Well, in this day and age, never would I think that a teen-aimed movie would cause me to Google how many R’s are in riot grrrl. But leave it to Amy Poehler to introduce a rage-filled femme-forward music movement spin-off of punk from the ‘90s to the Covid-19 generation. In Moxie, whose script is based on a YA novel, she shows up both in front of the camera as a semi-cool mom of an introverted high-schooler and behind it as it director. But the focus is on Hadley Robinson as her daughter Vivian, who is trying to define herself while facing the task of writing a college essay.
After her first day of her junior year, she is increasingly disheartened by the tradition of ranking female students each year on social media with such demeaning labels as “Best Rack” and “Most Bangable.” But when a Hispanic new girl named Lucy (Alycia Pascual-Pena) takes umbrage that the summer reading assignment for her English class is that literary moldy oldie The Great Gatsby a tale that focuses on a rich white dude. On top of that, she has the balls to stand up to the cocky star football player Mitchell (Patrick Schwarzenegger) after he spits into her can of soda. When Lucy reports his conduct to the principal (Marcia Gay Harden), she says she must not suggest that he “harassed” her and to just give him a pass.

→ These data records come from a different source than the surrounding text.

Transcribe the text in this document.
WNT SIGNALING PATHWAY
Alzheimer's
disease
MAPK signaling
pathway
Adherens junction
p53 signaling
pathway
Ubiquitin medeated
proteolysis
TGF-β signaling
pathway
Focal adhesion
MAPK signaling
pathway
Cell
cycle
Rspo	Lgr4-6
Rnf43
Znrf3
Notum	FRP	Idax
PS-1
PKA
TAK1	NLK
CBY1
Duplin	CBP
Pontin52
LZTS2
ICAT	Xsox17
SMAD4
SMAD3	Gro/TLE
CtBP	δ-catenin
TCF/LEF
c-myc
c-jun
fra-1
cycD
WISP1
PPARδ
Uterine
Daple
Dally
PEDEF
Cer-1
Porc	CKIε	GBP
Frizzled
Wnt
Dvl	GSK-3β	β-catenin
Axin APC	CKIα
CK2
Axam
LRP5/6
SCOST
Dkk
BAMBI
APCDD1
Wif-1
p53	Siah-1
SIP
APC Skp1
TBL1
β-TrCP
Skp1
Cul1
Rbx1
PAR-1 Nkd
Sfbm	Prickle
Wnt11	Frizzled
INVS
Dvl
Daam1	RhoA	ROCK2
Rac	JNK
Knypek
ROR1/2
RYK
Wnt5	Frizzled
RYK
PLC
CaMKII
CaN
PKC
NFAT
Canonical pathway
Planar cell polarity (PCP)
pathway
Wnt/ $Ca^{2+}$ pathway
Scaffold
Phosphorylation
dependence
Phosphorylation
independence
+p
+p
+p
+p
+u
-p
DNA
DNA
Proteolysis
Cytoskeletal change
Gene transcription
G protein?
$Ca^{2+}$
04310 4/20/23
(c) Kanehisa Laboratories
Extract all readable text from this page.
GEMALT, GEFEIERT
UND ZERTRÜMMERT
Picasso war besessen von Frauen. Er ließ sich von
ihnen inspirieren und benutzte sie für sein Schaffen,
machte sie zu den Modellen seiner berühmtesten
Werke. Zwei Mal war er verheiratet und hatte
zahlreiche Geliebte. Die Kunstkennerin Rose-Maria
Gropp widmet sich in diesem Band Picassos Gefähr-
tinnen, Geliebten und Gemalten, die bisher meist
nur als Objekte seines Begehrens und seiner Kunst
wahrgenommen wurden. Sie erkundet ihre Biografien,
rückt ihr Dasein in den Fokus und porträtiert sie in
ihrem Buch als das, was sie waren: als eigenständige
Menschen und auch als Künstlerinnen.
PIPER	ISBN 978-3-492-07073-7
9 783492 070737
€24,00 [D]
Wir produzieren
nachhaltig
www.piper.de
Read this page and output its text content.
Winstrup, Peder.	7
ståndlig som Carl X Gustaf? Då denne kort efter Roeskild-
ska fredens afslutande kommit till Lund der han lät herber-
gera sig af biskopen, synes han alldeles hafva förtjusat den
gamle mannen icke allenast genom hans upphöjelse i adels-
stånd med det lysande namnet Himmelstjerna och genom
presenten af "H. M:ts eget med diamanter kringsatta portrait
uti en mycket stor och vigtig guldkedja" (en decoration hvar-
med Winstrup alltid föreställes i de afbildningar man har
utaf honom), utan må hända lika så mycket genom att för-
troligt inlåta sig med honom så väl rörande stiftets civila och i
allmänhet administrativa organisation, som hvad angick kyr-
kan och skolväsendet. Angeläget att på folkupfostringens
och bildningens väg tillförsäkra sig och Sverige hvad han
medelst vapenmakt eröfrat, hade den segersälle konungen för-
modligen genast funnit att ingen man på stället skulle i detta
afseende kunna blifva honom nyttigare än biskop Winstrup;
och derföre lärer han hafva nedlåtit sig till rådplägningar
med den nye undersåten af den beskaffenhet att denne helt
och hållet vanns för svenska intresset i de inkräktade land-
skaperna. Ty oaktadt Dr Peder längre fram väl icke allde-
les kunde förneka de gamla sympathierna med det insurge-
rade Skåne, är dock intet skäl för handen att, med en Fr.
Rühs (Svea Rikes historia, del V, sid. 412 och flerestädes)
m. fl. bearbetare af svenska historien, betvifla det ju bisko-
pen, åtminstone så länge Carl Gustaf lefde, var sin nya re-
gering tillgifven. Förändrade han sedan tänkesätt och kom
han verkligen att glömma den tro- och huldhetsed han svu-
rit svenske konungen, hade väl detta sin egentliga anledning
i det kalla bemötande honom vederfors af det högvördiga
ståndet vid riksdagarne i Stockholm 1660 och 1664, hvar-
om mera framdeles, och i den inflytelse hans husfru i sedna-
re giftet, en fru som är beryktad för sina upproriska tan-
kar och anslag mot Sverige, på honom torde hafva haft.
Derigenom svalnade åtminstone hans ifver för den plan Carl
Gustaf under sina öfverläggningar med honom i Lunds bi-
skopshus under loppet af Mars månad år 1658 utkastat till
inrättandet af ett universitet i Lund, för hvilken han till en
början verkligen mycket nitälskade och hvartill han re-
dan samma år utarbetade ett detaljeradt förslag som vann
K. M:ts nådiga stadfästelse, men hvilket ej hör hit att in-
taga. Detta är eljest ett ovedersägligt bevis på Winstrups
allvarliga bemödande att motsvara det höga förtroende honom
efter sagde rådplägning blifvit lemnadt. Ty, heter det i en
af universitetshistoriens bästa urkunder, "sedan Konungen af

Seeing Lucy stand up for herself awakens something in Vivian. She and her best buddy, Claudia (Lauren Tsai), are not ones to seek attention. but she realizes that she might learn something from mom’s youthful obsessions with rage-filled all-girl bands like Bikini Kill and does some research into philosophizing fan ‘zines and decides to emulate them with one of her own that she dubs Moxie and leaves a pile of copies in the ladies room at school.
Hiding behind her anonymity, Vivian takes on her school’s sexist practices including that of the administrators who look the other way. As for Lucy, she sees the ‘zine as an outlet for her own protests. Others include female athletes whose contributions to the school’s championship soccer team go mostly unsung. A chesty girl is called out of class for sporting a tank top while males get away with shirts that reveal their bulging muscles. And a trans student is denied to audition for the role of Audrey in the musical Little Shop of Horrors.
Vivian is allowed to have a love interest. He’s a childhood acquaintance named Seth, a skateboarder who finally had a growth spurt over the summer emerged as a hunk. He is sweetly played by Nico Hiraga from Booksmart and is a supporter of the Moxie movement.
The movie does have its moment of mild humor – such as when Seth finally meets Vivian’s mom and conveniently brings her favorite ice cream, which Vivian just took out of their own fridge. But the plot is mostly propelled by social issues. As a leading lady who finally comes out of her shell at the end, Robinson has some of the dewy blond freshness of a young Jason Jennifer Leigh in Fast Times at Ridgemont High. But Moxie is no way quite as fun as that adolescent classic and lacks any true sense of punk anarchy while taking down the system.